What's the first thing that comes to your mind? Let me tell you how it goes for me:

Pretty grim

In my current project we're in a pretty tough spot. For a couple months, pretty much half a year now it has been really stressful. Non stop we've had tight deadlines, critical requirement changes during development.

We had to cut a lot of corners to make it to production on time.
We pushed deployed code without proper testing to test it on production.
We disabled e2e tests.
We skipped CR.
We worked on stuff without proper understanding of the business-side of it.
We had to work overtime and on the weekends.
We coded to documentation, trying to integrate with an API that we didn't understand and that wasn't ready.
We missed deadlines and critical requirements and some parts of the business process had to be done manually.

This has been even more frustrating, because we feel like we can do nothing to improve the situation, because all the pressure is from outside our team and even our company.

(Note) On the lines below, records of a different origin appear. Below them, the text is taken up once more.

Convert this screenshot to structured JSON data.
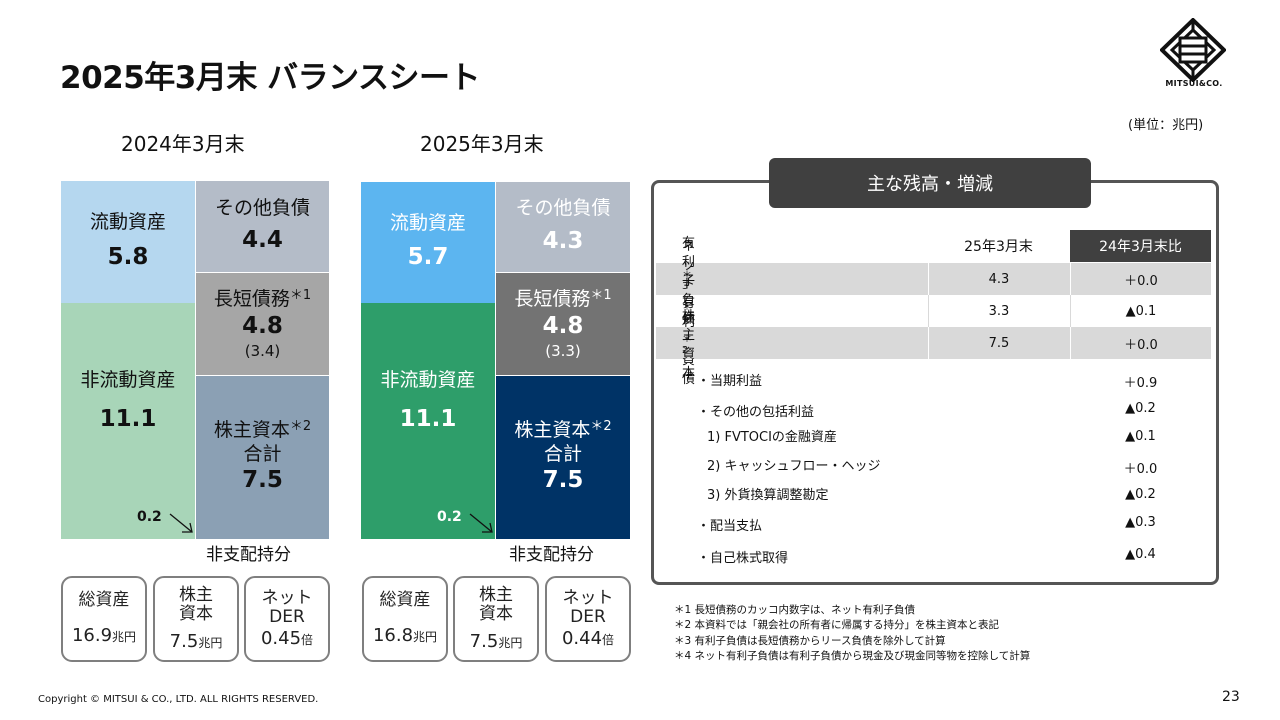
{
  "title": "2025年3月末 バランスシート",
  "logo_text": "MITSUI&CO.",
  "unit": "(単位：兆円)",
  "bs_2024": {
    "heading": "2024年3月末",
    "current_assets": {
      "label": "流動資産",
      "value": "5.8"
    },
    "other_liabilities": {
      "label": "その他負債",
      "value": "4.4"
    },
    "debt": {
      "label": "長短債務",
      "note": "＊1",
      "value": "4.8",
      "sub": "(3.4)"
    },
    "noncurrent_assets": {
      "label": "非流動資産",
      "value": "11.1"
    },
    "equity": {
      "label1": "株主資本",
      "note": "＊2",
      "label2": "合計",
      "value": "7.5"
    },
    "minority_value": "0.2",
    "minority_label": "非支配持分"
  },
  "bs_2025": {
    "heading": "2025年3月末",
    "current_assets": {
      "label": "流動資産",
      "value": "5.7"
    },
    "other_liabilities": {
      "label": "その他負債",
      "value": "4.3"
    },
    "debt": {
      "label": "長短債務",
      "note": "＊1",
      "value": "4.8",
      "sub": "(3.3)"
    },
    "noncurrent_assets": {
      "label": "非流動資産",
      "value": "11.1"
    },
    "equity": {
      "label1": "株主資本",
      "note": "＊2",
      "label2": "合計",
      "value": "7.5"
    },
    "minority_value": "0.2",
    "minority_label": "非支配持分"
  },
  "kpis_2024": [
    {
      "label1": "総資産",
      "label2": "",
      "value": "16.9",
      "unit": "兆円"
    },
    {
      "label1": "株主",
      "label2": "資本",
      "value": "7.5",
      "unit": "兆円"
    },
    {
      "label1": "ネット",
      "label2": "DER",
      "value": "0.45",
      "unit": "倍"
    }
  ],
  "kpis_2025": [
    {
      "label1": "総資産",
      "label2": "",
      "value": "16.8",
      "unit": "兆円"
    },
    {
      "label1": "株主",
      "label2": "資本",
      "value": "7.5",
      "unit": "兆円"
    },
    {
      "label1": "ネット",
      "label2": "DER",
      "value": "0.44",
      "unit": "倍"
    }
  ],
  "panel": {
    "heading": "主な残高・増減",
    "col_current": "25年3月末",
    "col_change": "24年3月末比",
    "rows": [
      {
        "label": "有利子負債",
        "note": "＊3",
        "current": "4.3",
        "change": "＋0.0"
      },
      {
        "label": "ネット有利子負債",
        "note": "＊4",
        "current": "3.3",
        "change": "▲0.1"
      },
      {
        "label": "株主資本",
        "note": "＊2",
        "current": "7.5",
        "change": "＋0.0"
      }
    ],
    "breakdown": [
      {
        "label": "・当期利益",
        "change": "＋0.9"
      },
      {
        "label": "・その他の包括利益",
        "change": "▲0.2"
      },
      {
        "label": "1) FVTOCIの金融資産",
        "change": "▲0.1"
      },
      {
        "label": "2) キャッシュフロー・ヘッジ",
        "change": "＋0.0"
      },
      {
        "label": "3) 外貨換算調整勘定",
        "change": "▲0.2"
      },
      {
        "label": "・配当支払",
        "change": "▲0.3"
      },
      {
        "label": "・自己株式取得",
        "change": "▲0.4"
      }
    ]
  },
  "footnotes": [
    "＊1 長短債務のカッコ内数字は、ネット有利子負債",
    "＊2 本資料では「親会社の所有者に帰属する持分」を株主資本と表記",
    "＊3 有利子負債は長短債務からリース負債を除外して計算",
    "＊4 ネット有利子負債は有利子負債から現金及び現金同等物を控除して計算"
  ],
  "copyright": "Copyright © MITSUI & CO., LTD. ALL RIGHTS RESERVED.",
  "page_number": "23",
  "colors": {
    "bs2024_current": "#b5d7ef",
    "bs2024_other": "#b4bcc8",
    "bs2024_debt": "#a6a6a6",
    "bs2024_noncurrent": "#a8d5b8",
    "bs2024_equity": "#8ba0b4",
    "bs2025_current": "#5cb5f0",
    "bs2025_other": "#b4bcc8",
    "bs2025_debt": "#737373",
    "bs2025_noncurrent": "#2e9e6a",
    "bs2025_equity": "#003366",
    "dark_gray": "#404040"
  }
}
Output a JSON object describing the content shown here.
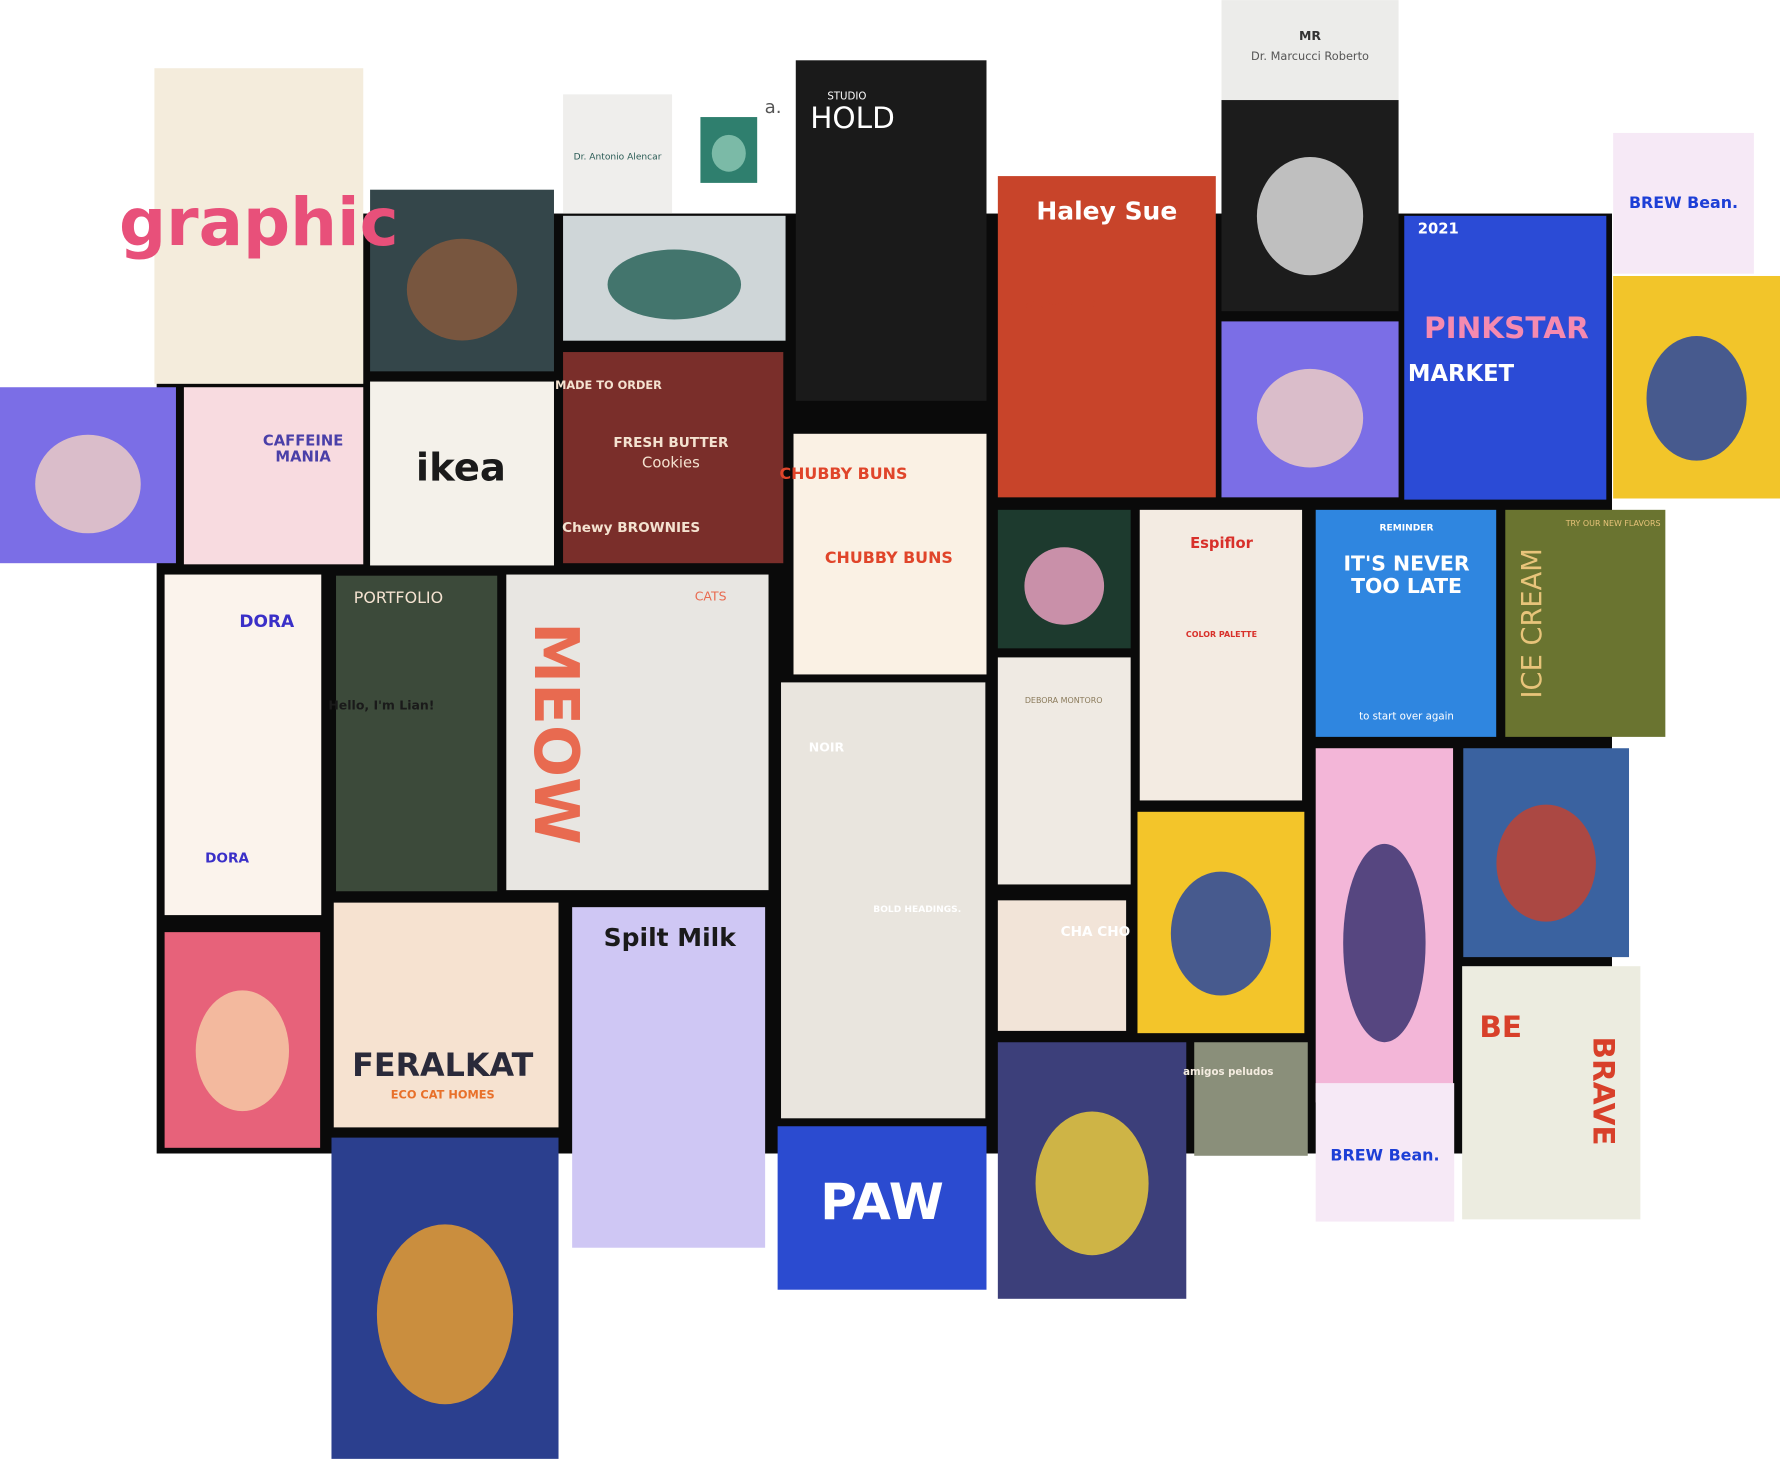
{
  "tiles": [
    [
      "graphic"
    ],
    [
      "Dr. Antonio Alencar",
      "a."
    ],
    [
      "STUDIO",
      "HOLD"
    ],
    [
      "Haley Sue",
      "Haley Sue"
    ],
    [
      "MR",
      "Dr. Marcucci Roberto"
    ],
    [
      "2021",
      "PINKSTAR",
      "MARKET"
    ],
    [
      "BREW Bean."
    ],
    [
      "CAFFEINE",
      "MANIA"
    ],
    [
      "ikea"
    ],
    [
      "MADE TO ORDER",
      "FRESH BUTTER",
      "Cookies",
      "Chewy BROWNIES"
    ],
    [
      "CHUBBY BUNS",
      "CHUBBY BUNS"
    ],
    [
      "DORA",
      "DORA"
    ],
    [
      "PORTFOLIO",
      "Hello, I'm Lian!"
    ],
    [
      "MEOW",
      "CATS"
    ],
    [
      "NOIR",
      "BOLD HEADINGS."
    ],
    [
      "Espiflor",
      "COLOR PALETTE"
    ],
    [
      "REMINDER",
      "IT'S NEVER",
      "TOO LATE",
      "to start over again"
    ],
    [
      "ICE CREAM",
      "TRY OUR NEW FLAVORS"
    ],
    [
      "DEBORA MONTORO"
    ],
    [
      "CHA CHO"
    ],
    [
      "FERALKAT",
      "ECO CAT HOMES"
    ],
    [
      "Spilt Milk"
    ],
    [
      "PAW"
    ],
    [
      "amigos peludos"
    ],
    [
      "BREW Bean."
    ],
    [
      "BE",
      "BRAVE"
    ]
  ]
}
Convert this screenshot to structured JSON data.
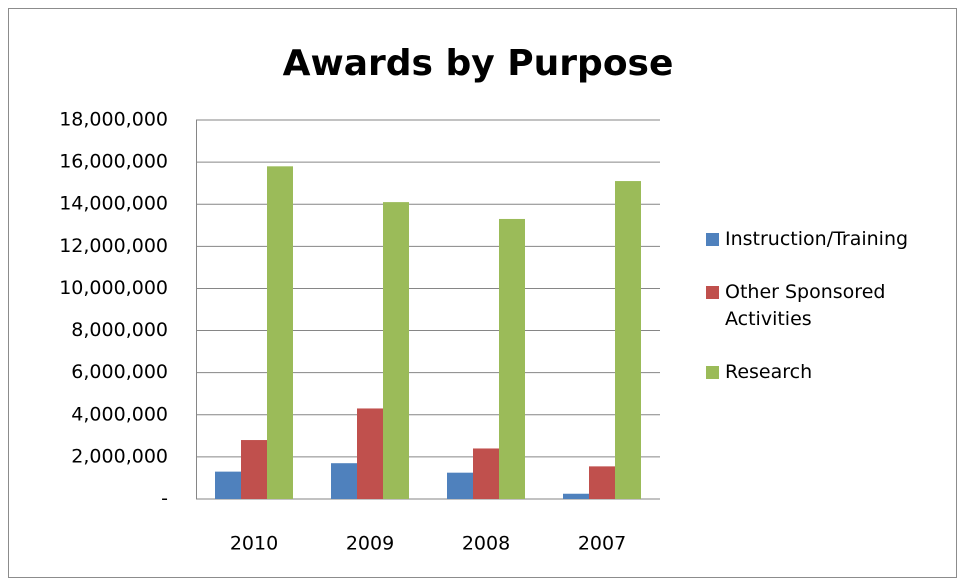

Now the same project, from our client's perspective

We just saved the IT department in our company and some of our executives' careers. Sure, for a couple months, pretty much half a year now it has been really stressful, but we managed to provide the core service to our clients within reasonable time.

The previous application we used fell apart, we couldn't deliver on time. At that point we partnered with and we managed to rewrite and improve that application in a little bit over a year.

That year our biggest client threatened to leave us and take away <insert lots of $$> yearly revenue. Now they signed a contract for next year in advance and are bringing more companies (and more $$) to us, because they want to use our software.

During the busiest critical time, we managed to gather user feedback and implement changes within a month, so they can verify them on actual production data.

All of that during a raging pandemic, so it gives us stability for the coming year.

Peculiar, isn't it?

I'm pretty sure most of us would prefer to work in the second project of the two described above.

But even if we can, most of the time, we don't

We focus on the immediate, technical perspective, we focus on the negatives.

Most people in IT are idealists. We want to produce top quality code. Deliver functionality predictably. Use good practices, write tests, setup CI, DI etc.

If all of the above is not present, we feel like we're not doing our job correctly and beat ourselves down because of it.

We might even do that if the client's perspective is different and our product is "doing it's job" and users are happy.

Think outside the box

Try looking at your project from different perspectives, regardless of how well it's going.

I'm sure it will give you a fuller picture, or even a much needed motivation boost.